Iʼm tempted to say that the Bursledon Brickworks Industrial Museum is not as interesting as it sounds, but that was probably because I wasnʼt there on one of their Gala Days when they get the machinery running, and the miniature and narrow gauge railways are in operation.
As it was, when I got there the car park was empty, and it didnʼt get a lot busier whilst I was there. I think the museum helpers out numbered the visitors by a factor of three to one. Still it meant that I got a personal one-to-one guided tour. Like it or not.
For opening times, admission prices, special events, etc. please see the official site detailed below.
A Brick Machine
The brickworks were founded in 1897 by the Ashby family. The clay was originally dug by hand in pits close to the buildings, but gradually, as the local reserves were exhausted, the clay pits moved further and further away.
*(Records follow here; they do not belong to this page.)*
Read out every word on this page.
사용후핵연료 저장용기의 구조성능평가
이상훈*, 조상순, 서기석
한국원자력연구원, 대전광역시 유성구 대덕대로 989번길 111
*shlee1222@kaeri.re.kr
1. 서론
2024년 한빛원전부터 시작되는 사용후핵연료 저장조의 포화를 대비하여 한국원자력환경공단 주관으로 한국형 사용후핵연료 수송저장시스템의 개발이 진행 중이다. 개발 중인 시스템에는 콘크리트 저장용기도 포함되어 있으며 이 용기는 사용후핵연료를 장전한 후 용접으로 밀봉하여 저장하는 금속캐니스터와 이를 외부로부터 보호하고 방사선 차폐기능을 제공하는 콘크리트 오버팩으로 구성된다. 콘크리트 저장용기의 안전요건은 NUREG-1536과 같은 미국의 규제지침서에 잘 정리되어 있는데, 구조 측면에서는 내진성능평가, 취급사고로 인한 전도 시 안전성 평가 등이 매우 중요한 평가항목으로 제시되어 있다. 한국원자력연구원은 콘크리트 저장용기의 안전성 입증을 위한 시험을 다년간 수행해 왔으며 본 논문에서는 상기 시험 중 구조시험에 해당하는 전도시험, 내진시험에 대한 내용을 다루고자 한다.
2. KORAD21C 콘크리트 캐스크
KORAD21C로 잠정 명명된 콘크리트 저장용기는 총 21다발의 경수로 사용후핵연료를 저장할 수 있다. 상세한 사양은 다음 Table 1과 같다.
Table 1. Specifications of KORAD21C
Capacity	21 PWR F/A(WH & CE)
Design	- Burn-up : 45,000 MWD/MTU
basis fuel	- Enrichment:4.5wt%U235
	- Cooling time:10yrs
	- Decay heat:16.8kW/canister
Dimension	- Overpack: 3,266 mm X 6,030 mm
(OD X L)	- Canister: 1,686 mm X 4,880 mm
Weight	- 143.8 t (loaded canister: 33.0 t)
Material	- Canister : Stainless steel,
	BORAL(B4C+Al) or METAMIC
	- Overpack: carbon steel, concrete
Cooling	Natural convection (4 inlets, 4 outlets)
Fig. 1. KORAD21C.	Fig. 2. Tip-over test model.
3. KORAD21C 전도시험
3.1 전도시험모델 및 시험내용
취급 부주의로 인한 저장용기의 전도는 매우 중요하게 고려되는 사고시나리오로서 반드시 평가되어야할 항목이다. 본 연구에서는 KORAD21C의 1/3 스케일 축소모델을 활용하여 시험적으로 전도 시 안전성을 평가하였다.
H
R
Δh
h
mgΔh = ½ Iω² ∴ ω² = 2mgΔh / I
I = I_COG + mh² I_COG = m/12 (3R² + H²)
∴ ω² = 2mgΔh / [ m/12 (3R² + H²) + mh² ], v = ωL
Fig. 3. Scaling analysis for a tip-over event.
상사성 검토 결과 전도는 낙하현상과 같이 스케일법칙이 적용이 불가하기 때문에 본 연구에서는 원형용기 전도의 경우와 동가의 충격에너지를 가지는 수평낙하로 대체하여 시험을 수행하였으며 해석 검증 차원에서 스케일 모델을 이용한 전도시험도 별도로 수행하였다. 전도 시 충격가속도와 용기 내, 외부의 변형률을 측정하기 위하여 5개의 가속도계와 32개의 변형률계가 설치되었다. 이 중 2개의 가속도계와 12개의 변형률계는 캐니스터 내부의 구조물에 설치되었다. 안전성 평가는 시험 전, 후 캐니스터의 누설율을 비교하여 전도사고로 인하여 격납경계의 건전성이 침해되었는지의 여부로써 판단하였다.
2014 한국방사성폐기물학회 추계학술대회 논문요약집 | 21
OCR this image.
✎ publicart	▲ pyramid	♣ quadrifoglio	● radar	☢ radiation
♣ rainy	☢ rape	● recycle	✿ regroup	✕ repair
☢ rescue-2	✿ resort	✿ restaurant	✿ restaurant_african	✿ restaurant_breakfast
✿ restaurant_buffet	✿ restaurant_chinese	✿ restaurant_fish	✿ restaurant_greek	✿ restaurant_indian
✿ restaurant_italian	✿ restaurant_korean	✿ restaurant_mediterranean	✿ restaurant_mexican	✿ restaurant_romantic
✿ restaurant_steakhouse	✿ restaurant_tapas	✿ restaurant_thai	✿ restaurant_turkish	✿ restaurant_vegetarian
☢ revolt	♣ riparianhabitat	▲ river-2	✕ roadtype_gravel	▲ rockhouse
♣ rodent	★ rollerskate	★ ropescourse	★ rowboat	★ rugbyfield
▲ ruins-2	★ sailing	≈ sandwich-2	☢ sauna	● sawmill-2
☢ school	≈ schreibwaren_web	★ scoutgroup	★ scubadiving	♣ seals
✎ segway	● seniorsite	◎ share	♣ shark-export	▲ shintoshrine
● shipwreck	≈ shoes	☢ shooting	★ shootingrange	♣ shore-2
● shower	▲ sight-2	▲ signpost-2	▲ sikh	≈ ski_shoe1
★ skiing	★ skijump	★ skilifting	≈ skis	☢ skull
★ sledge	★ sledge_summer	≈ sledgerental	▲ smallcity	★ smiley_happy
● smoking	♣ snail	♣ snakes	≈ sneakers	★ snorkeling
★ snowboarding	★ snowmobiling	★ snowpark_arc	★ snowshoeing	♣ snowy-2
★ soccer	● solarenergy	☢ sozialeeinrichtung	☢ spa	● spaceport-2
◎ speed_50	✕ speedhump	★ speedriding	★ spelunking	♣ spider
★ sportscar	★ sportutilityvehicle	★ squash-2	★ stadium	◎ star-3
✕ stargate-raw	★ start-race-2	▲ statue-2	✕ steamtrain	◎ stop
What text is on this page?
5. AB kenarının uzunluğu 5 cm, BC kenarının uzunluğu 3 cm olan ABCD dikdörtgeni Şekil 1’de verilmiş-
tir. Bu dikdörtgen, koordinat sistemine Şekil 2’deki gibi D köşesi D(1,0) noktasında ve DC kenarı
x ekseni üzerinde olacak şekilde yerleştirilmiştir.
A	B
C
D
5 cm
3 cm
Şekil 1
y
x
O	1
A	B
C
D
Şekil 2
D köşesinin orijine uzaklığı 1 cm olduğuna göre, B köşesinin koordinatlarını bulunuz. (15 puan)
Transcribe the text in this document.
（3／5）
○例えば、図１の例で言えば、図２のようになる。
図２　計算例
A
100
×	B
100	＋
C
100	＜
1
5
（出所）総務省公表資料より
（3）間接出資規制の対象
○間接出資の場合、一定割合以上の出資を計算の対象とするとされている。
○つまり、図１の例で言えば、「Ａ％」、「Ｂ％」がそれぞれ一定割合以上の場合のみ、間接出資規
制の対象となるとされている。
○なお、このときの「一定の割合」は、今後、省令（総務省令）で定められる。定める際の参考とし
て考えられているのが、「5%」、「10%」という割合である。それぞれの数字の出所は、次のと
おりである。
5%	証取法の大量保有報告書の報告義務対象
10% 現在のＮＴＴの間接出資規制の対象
At first a narrow gauge railway was installed to bring the clay back to the factory, and this is now being recreated by the Hampshire Narrow Gauge Railway Trust. Later an overhead cable system was installed to bring clay from the pits that now form the the lakes in the Swanwick Nature Reserve.
The Ropeway Bridge
Unfortunately, the combination of the by now relatively poor quality clay, the distance it had to be transported, the bisecting of the site by the M27 motorway, and impossibility of adapting the antiquated machinery to meet the requirements of the Health and Safety at Work Act, led to the site closing in 1974.
As someone who has driven up and down the M27 more times than I care to remember, I was fascinated to see that a special bridge was built to protect traffic from the aerial ropeway. Shame it was never used.